The 5 Step Program

This post describes the evolution of my HEMS code to control my dumb wet goods (dishwasher and washing machine) using smart plugs.

The program for my HEMS works as described below. For clarity I’ve emboldened the new steps associated with the control of the wet goods:

  1. Download the cost data for Agile from Octopus. The API provides 48 hours of data, but I use only 24 hours at a time. I download at 16:45 to create a schedule from 17:00 today to 17:00 tomorrow. I use two fields only: the date-time stamp and the energy price inc-VAT.
  2. Calculate cycle cost. Reverse sort the unit cost data in descending time, and combine the energy price with the load profile for each non-interruptible device (dishwasher and washing machine) to estimate the cost of running a washing cycle starting on each half hour. Add as third and fourth fields to the data file.
  3. Establish start time for each non-interruptible load. For each appliance in turn, sort the cost data in ascending cycle cost. Enable the appliance for interval with the lowest cycle cost within an acceptable time window (typically the first row), and overwrite remaining instructions from the prior day. Repeat for other appliances.
  4. Establish on times for each interruptible load. For all interruptible loads (battery, car charger and immersion heater) sort the data in ascending unit cost. Replicate the unit cost column for each interruptible load. For each load enable for the required number of half-hourly intervals within the time window set by the user, and disable for higher cost half-hourly intervals.
  5. Prepare user screens. Sort data file by ascending time, split into first and second 12-hour periods, and present as two HTML files.
Shell script to create daily schedules and user screens.

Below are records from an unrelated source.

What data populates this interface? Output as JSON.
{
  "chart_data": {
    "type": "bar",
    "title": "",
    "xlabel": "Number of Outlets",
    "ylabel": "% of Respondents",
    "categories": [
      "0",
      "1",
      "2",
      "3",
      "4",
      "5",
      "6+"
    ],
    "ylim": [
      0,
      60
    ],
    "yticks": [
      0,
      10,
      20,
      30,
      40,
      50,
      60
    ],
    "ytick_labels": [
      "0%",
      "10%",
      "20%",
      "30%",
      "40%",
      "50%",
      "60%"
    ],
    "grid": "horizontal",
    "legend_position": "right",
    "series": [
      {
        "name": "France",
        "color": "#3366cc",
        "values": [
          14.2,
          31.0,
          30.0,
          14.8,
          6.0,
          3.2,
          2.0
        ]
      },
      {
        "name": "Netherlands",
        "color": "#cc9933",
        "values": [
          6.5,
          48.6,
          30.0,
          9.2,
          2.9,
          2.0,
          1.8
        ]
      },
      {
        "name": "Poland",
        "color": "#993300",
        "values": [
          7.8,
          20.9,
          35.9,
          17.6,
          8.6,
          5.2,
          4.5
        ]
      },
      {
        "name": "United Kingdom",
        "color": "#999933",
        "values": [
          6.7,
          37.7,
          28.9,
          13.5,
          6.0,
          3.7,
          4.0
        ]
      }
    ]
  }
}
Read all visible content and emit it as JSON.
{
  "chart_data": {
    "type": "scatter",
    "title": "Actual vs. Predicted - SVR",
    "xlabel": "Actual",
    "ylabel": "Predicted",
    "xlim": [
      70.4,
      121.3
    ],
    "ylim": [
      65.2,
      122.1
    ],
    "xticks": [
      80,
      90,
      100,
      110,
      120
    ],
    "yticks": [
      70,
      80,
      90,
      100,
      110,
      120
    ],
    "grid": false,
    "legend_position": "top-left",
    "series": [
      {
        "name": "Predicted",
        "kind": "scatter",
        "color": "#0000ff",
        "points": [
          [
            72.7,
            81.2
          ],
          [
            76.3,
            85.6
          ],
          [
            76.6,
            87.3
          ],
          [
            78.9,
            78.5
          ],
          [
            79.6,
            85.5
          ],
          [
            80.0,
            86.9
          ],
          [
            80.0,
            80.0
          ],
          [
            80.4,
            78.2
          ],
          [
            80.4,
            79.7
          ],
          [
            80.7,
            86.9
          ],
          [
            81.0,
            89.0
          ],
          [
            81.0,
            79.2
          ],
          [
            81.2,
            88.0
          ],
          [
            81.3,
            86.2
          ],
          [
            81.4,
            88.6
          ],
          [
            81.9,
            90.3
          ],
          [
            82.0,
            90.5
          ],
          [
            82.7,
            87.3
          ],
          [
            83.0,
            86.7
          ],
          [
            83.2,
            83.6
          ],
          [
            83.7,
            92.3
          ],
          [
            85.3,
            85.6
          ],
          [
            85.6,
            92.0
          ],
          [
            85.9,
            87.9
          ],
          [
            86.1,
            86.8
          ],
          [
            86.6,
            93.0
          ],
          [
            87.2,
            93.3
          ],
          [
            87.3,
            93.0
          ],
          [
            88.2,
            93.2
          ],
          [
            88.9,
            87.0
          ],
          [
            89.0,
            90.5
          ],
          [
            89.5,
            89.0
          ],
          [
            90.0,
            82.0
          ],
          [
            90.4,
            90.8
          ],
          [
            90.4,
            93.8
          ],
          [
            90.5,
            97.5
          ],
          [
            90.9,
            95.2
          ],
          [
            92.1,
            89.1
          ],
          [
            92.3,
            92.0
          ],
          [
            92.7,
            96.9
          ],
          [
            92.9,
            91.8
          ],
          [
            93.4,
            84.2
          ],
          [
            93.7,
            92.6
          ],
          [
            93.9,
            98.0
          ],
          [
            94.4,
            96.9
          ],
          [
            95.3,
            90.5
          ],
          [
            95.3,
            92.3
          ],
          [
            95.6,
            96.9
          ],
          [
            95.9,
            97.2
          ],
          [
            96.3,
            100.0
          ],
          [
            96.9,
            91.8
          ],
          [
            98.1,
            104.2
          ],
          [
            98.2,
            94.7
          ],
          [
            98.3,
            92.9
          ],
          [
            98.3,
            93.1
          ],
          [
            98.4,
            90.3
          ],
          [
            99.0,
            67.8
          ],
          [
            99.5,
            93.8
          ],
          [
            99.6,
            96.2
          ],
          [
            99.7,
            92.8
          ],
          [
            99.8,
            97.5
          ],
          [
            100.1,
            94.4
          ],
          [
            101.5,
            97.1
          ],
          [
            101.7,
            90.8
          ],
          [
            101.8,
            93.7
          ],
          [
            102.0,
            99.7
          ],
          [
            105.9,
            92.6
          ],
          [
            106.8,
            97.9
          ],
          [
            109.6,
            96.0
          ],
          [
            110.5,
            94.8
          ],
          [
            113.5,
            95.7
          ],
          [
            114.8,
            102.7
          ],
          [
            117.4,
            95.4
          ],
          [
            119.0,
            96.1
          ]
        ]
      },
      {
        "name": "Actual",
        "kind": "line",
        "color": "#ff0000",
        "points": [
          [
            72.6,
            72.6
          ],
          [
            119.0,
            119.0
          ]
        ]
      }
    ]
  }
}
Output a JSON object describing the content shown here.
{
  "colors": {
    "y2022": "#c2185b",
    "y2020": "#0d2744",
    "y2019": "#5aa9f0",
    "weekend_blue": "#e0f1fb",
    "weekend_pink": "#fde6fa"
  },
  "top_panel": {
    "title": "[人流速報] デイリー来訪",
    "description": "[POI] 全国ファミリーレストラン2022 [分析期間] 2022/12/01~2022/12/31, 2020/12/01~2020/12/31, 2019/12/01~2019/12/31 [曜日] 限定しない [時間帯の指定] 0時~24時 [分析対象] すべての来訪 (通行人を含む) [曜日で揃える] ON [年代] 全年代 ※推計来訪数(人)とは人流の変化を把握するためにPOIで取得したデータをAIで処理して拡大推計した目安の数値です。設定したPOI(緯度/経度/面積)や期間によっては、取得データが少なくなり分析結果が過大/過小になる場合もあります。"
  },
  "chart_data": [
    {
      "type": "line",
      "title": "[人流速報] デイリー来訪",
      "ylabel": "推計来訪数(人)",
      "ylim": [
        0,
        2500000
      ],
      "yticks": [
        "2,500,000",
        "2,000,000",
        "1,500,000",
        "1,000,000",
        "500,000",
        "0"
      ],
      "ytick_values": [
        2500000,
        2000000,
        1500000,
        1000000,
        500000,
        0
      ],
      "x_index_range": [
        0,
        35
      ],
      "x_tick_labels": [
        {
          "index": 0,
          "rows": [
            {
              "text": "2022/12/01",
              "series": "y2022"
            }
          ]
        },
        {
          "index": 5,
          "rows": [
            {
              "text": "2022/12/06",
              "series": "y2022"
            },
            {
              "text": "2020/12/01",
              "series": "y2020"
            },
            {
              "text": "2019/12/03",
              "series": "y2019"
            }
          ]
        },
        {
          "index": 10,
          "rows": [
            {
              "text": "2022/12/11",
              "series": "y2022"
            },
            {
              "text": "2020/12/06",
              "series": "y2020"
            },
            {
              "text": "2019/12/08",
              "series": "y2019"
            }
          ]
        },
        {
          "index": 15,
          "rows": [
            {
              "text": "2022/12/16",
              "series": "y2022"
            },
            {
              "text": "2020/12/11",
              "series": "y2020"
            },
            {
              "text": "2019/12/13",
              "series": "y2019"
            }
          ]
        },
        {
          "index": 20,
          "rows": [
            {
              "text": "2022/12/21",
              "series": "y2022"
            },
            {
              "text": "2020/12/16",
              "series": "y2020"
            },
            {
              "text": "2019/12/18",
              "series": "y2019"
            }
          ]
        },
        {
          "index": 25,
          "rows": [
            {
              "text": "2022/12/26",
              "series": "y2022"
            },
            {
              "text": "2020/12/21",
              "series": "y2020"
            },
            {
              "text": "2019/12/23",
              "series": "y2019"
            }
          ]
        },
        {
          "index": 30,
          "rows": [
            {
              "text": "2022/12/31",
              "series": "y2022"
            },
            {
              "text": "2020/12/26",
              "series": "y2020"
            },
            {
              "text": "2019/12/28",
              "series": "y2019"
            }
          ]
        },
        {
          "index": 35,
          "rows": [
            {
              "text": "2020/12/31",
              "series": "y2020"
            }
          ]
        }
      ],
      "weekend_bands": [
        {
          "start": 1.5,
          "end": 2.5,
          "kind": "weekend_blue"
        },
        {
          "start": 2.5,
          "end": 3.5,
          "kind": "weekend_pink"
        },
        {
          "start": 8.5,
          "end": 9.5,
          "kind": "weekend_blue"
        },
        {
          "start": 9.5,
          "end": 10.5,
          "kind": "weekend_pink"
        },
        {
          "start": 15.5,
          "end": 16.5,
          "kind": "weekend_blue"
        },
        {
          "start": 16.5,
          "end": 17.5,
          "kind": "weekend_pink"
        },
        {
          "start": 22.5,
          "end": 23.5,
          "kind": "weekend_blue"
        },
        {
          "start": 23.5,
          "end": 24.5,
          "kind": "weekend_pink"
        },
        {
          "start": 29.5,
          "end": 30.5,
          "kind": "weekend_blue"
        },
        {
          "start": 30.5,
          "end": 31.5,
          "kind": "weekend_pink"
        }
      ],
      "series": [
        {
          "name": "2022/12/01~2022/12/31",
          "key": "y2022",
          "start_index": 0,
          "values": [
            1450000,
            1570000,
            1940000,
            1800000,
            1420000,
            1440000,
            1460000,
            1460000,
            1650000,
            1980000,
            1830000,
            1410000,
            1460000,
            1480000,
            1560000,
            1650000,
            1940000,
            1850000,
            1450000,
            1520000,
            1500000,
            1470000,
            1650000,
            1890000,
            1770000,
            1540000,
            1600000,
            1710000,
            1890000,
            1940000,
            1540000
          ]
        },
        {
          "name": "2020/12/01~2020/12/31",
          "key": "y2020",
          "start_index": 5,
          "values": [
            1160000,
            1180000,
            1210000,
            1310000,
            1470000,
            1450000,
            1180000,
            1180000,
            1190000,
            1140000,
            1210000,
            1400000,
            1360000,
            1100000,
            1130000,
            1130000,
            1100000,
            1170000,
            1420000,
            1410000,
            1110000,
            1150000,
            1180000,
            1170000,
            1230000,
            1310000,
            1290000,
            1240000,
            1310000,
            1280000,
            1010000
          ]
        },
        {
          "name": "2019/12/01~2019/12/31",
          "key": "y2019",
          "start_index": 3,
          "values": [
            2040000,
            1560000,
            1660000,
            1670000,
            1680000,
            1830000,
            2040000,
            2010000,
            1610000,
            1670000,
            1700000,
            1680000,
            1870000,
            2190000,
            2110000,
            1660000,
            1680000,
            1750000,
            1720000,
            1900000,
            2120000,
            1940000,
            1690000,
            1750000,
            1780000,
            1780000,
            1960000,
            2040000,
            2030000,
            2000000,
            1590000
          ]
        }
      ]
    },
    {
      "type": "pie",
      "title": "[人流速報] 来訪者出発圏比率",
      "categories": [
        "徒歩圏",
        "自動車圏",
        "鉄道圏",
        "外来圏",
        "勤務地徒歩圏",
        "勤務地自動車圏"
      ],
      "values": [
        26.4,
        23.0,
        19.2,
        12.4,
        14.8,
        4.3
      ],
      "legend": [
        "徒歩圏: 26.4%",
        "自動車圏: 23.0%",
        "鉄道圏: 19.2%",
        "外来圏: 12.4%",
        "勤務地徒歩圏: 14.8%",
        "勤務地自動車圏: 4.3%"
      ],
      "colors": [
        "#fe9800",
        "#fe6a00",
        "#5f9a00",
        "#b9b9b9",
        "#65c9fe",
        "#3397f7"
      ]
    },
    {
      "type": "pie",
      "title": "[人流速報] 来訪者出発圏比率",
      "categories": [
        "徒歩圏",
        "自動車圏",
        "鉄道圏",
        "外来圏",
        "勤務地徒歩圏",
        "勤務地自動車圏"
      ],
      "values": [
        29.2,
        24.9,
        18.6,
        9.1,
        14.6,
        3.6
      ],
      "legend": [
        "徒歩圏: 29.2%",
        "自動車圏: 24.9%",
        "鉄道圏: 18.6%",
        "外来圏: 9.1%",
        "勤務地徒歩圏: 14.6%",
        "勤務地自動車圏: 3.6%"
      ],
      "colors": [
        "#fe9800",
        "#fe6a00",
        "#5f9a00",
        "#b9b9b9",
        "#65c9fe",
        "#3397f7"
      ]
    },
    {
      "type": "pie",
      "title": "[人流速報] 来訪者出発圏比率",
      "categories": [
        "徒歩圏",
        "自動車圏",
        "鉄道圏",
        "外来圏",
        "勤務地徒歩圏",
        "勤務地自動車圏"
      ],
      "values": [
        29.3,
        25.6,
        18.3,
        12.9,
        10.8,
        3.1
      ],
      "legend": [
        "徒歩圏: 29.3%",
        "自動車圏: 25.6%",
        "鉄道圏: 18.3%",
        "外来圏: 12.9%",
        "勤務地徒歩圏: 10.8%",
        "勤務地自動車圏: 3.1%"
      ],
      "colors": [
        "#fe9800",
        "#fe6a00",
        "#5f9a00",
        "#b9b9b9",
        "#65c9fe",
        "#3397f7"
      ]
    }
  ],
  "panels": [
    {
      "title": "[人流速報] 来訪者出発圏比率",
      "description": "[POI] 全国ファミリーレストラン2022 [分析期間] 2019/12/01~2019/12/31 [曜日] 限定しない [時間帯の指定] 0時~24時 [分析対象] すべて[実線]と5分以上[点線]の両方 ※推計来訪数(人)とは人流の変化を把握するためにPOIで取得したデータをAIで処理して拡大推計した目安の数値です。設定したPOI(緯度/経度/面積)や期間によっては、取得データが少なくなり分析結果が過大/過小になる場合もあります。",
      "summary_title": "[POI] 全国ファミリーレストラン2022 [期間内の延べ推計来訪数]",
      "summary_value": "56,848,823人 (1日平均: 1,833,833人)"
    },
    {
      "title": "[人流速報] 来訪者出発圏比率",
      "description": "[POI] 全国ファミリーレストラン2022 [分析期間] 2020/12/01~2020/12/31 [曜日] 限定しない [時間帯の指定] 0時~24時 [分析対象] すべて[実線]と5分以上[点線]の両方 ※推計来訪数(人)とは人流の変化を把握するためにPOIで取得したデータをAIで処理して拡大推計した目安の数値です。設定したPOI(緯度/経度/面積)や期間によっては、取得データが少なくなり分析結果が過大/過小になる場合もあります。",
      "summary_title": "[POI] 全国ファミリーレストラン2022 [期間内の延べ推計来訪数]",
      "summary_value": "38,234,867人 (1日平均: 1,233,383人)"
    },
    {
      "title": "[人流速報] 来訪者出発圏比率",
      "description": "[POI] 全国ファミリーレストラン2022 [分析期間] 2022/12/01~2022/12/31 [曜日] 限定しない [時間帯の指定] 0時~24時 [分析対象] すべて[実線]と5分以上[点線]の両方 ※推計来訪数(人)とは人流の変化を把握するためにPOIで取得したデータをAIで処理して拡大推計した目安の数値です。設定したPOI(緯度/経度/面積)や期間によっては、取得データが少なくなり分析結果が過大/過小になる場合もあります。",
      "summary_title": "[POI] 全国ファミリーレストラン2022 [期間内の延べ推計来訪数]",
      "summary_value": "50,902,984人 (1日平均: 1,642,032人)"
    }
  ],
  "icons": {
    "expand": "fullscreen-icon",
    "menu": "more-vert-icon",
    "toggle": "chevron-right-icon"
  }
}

The top level scheduling script which runs automatically at 16:45 each day is a shell script which calls a series of awk scripts to: (i) calculate cycle costs for wet goods, (ii) determine start time(s) for each wet-goods appliance, (iii) determine on/off times for interruptible loads.

Awk is a pattern-matching program for processing text files. Such text files may be thought of a series of records and fields in a textual database. Awk may seem an odd choice of scripting languages, but essentially the processing of a text file of 96 time and unit pairs to create HTML files of 48 times and cost combinations is a text file processing task. Along the way as each on or off decision is made a system call to the OS is made by awk to copy an on or off script to a time-stamped script (e.g. either washingmachineon.sh or washingmachineoff.sh is copied to washingmachine_0930.sh). An internal timer called cron runs each half-hour so, for example, at 09:30 it runs all the scripts with 0930 in their names which updates the status of each controlled device.

At the time of writing we have 5 HEMS-controlled devices:

  1. Battery storage – interruptible – the only device with 3 states (normal, charge-only, force charge).
  2. Car charger (EVSE) – interruptible – on/off.
  3. Dishwasher – non-interruptible- on only.
  4. Immersion heater – interruptible – on/off.
  5. Washing machine – non-interruptible – on only.